With the receipt of applications for banking licenses for the third batch of new generation banks by the Reserve Bank of India (RBI), the clock is ticking. In 1993, when the banking sector was opened up to private entities, 113 applications were received, followed by nearly 100 applications in 2003. The response to the latest round has been lukewarm, with only 26 applications.
Earlier, Morgan Stanley, UBS, and Goldman Sachs got RBI licenses for establishing banks in India after a lot of lobbying, but they later surrendered their licenses. For foreign banks, commercial banking services do not form part of mainline activity. Hence, this coupled with RBI's policy objective of financial inclusion, might have deterred them from going ahead with their banking forays.
Financial inclusion and rural banking mandates for 25 per cent of branches in rural areas are deterrents for those wanting to effect quick value creation, particularly in a service-oriented banking industry where it may not be easy and feasible. Capturing retail banking is a long-drawn process and returns are normally delayed, compared to lucrative corporate banking.
For banks to start operations within 18 months of RBI's nod is a tough task unless the business entity already has a sizeable network in place and can stretch its financial strength.
Banks distressed assets, consisting of what is known now as Restructured Accounts and Non-Performing Assets, constitute nearly 10 per cent of the Rs 40 lakh crore advances circulating in the banking system. Gross as well as net NPAs are on the rise beyond the thresholds of 3 per cent and 1 per cent respectively while Return on Equity is below 15 per cent; no wonder that the many banking stocks are trading well below their book values.
Despite repeated pleas from the SBI chairman, RBI has categorically ruled out paying interest on CRR and further stated that the mandate on CRR is being revised from time to time, depending on the liquidity review conducted by the central bank. Therefore, it is clear that CRR and SLR requirements are to be put in place by banking license aspirants right from Day One with no forbearance granted by RBI.
Moreover, mandating that 40 per cent of net bank credit should go to the priority sector -- consisting of loans to farmers and small business -- may not be make good economic sense at first, though it holds business potential in the long run.
While foreign investments in banking have been capped at 49 per cent, minimum capital requirement is kept at Rs 500 crore, which may not be a tough task. But, other conditions are tight and demanding.
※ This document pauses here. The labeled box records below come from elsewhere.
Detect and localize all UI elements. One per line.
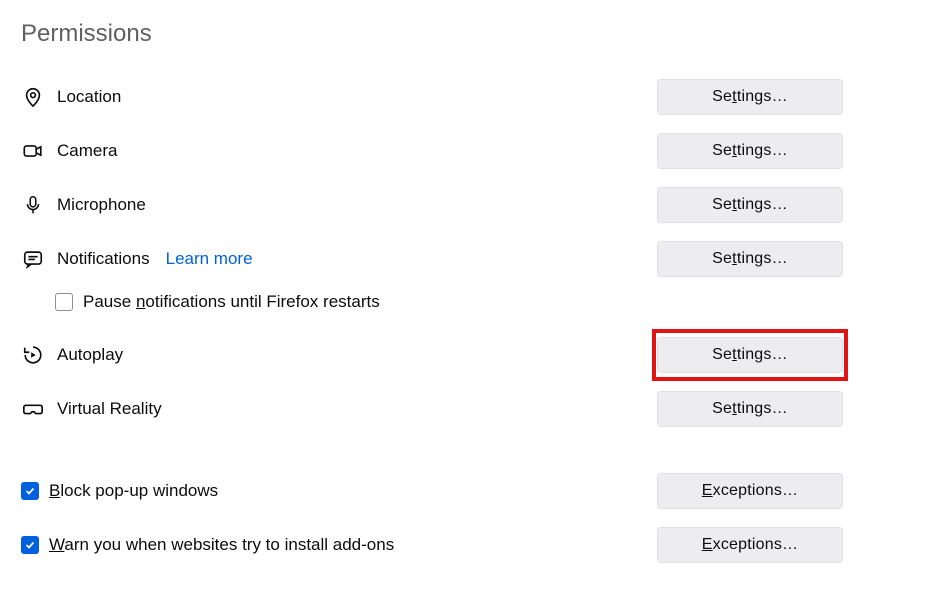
microphone-icon (21, 193, 45, 217)
autoplay-settings-button[interactable]: Settings… (657, 337, 843, 373)
vr-settings-button[interactable]: Settings… (657, 391, 843, 427)
row-location: Location Settings… (21, 70, 843, 124)
row-microphone: Microphone Settings… (21, 178, 843, 232)
location-settings-button[interactable]: Settings… (657, 79, 843, 115)
block-popups-label: Block pop-up windows (49, 481, 218, 501)
notifications-label: Notifications (57, 249, 150, 269)
notifications-learn-more-link[interactable]: Learn more (166, 249, 253, 269)
warn-addons-exceptions-button[interactable]: Exceptions… (657, 527, 843, 563)
microphone-label: Microphone (57, 195, 146, 215)
row-vr: Virtual Reality Settings… (21, 382, 843, 436)
notifications-icon (21, 247, 45, 271)
row-block-popups: Block pop-up windows Exceptions… (21, 464, 843, 518)
permissions-heading: Permissions (21, 20, 946, 48)
camera-icon (21, 139, 45, 163)
location-icon (21, 85, 45, 109)
location-label: Location (57, 87, 121, 107)
row-camera: Camera Settings… (21, 124, 843, 178)
pause-notifications-checkbox[interactable] (55, 293, 73, 311)
row-pause-notifications: Pause notifications until Firefox restar… (21, 282, 843, 322)
autoplay-label: Autoplay (57, 345, 123, 365)
block-popups-checkbox[interactable] (21, 482, 39, 500)
vr-icon (21, 397, 45, 421)
row-notifications: Notifications Learn more Settings… (21, 232, 843, 286)
permissions-list: Location Settings… Camera Settings… (21, 70, 843, 572)
warn-addons-label: Warn you when websites try to install ad… (49, 535, 394, 555)
microphone-settings-button[interactable]: Settings… (657, 187, 843, 223)
vr-label: Virtual Reality (57, 399, 162, 419)
camera-label: Camera (57, 141, 117, 161)
camera-settings-button[interactable]: Settings… (657, 133, 843, 169)
warn-addons-checkbox[interactable] (21, 536, 39, 554)
block-popups-exceptions-button[interactable]: Exceptions… (657, 473, 843, 509)
row-autoplay: Autoplay Settings… (21, 328, 843, 382)
autoplay-icon (21, 343, 45, 367)
notifications-settings-button[interactable]: Settings… (657, 241, 843, 277)
row-warn-addons: Warn you when websites try to install ad… (21, 518, 843, 572)
pause-notifications-label: Pause notifications until Firefox restar… (83, 292, 380, 312)
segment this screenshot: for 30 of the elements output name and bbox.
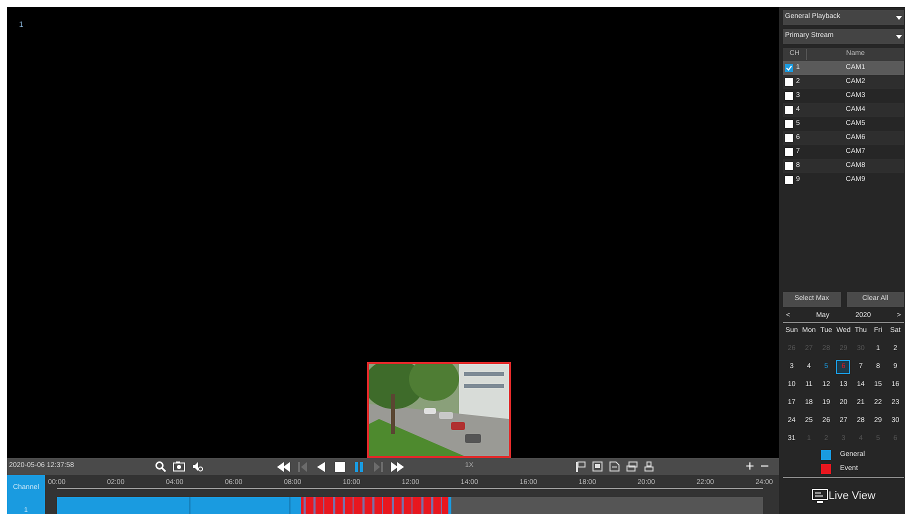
checkbox[interactable]: [785, 120, 793, 128]
checkbox[interactable]: [785, 106, 793, 114]
checkbox[interactable]: [785, 64, 793, 72]
fast-forward-icon: [390, 460, 404, 474]
monitor-icon: [812, 488, 828, 504]
dropdown-arrow-icon: [896, 16, 902, 20]
fast-rewind-icon: [276, 460, 290, 474]
zoom-in-button[interactable]: +: [745, 459, 754, 474]
search-icon[interactable]: [155, 461, 166, 472]
dropdown-arrow-icon: [896, 34, 902, 38]
stop-button[interactable]: [332, 460, 347, 474]
tag-icon[interactable]: [575, 461, 586, 472]
checkbox[interactable]: [785, 176, 793, 184]
checkbox[interactable]: [785, 92, 793, 100]
fast-rewind-button[interactable]: [275, 460, 290, 474]
live-view-button[interactable]: Live View: [783, 478, 904, 514]
windows-icon[interactable]: [626, 461, 638, 472]
checkbox[interactable]: [785, 134, 793, 142]
checkbox[interactable]: [785, 78, 793, 86]
zoom-out-button[interactable]: −: [760, 459, 769, 474]
camera-icon[interactable]: [173, 461, 185, 472]
fast-forward-button[interactable]: [389, 460, 404, 474]
save-icon[interactable]: [592, 461, 603, 472]
muted-speaker-icon[interactable]: [192, 461, 203, 472]
checkbox[interactable]: [785, 162, 793, 170]
file-icon[interactable]: [609, 461, 620, 472]
check-icon: [786, 65, 792, 71]
channel-number: 1: [19, 19, 24, 31]
stop-icon: [332, 460, 346, 474]
checkbox[interactable]: [785, 148, 793, 156]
Promoters of a new bank can float the bank only through a holding company which should not operate as an independent business entity; and, no two promoters can jointly float a holding company to manage the bank; the bank should mandatorily list on the stock exchanges within three years; there should be gradual reduction in promoter stake to 40, 20, and thereafter, 15 per cent within a stipulated timeframe of 5, 10 and 12 years respectively. The exit route specified for the promoters in the 2013 license round is also abrupt in comparison with previous rounds.
By entering the banking sector through a Non-Operative Holding Finance Company (NOHFC), business groups may have to expose themselves to greater scrutiny or surveillance from RBI than they would otherwise, as RBI may become an uninvited guest exercising its right to scrutinise at will. Micro-management by RBI may not be welcomed by many business groups as the apex bank is famous for its globally recognized regulatory measures.
Though the licensing tranches started nearly 25 years after bank nationalisation in 1969, one in 11 applicants and one in 50 got RBI banking approvals in 1993 and 2003 respectively. Ten entities were granted approval in 1993, while in 2003, that was whittled down to just two applicants. But this time, the ratio may improve, as the base number is low at just 26 and the government may be keen to enlarge the banking network owing to its financial inclusion commitments.
Of the 1993 lot, banks like Times Bank, Global Trust Bank and Centurion Bank did not survive. In the case of Global Trust Bank, the rule was changed, while in the case of CRB, it proved to be an improper selection mechanism. The pedigree of the business group now plays an important role with the RBI while taking a decision.
RBI's screening may be very tough this time, given past experience. Presently, only seven new generation banks from the past have survived -- IndusInd Bank, ICICI Bank, IDBI Bank, HDFC Bank, Axis Bank, Kotak Mahindra Bank and Yes Bank.
Even as whatever is permissible under law cannot be practiced as corporate governance, whosoever is eligible to apply for a license does not become automatically qualified to be considered favourably, a stand reiterated by the RBI governor.
The margin squeeze caused by depositors coveting high interest rates, coupled with borrowers bargaining for low interest rates and being made unwilling partners in meeting the government’s target of financial inclusion and rural development, will have a telling effect on business models of those approaching RBI for banking licenses. Banks have to choose between a devil or deep sea approach while running their operations, maintaining their profits.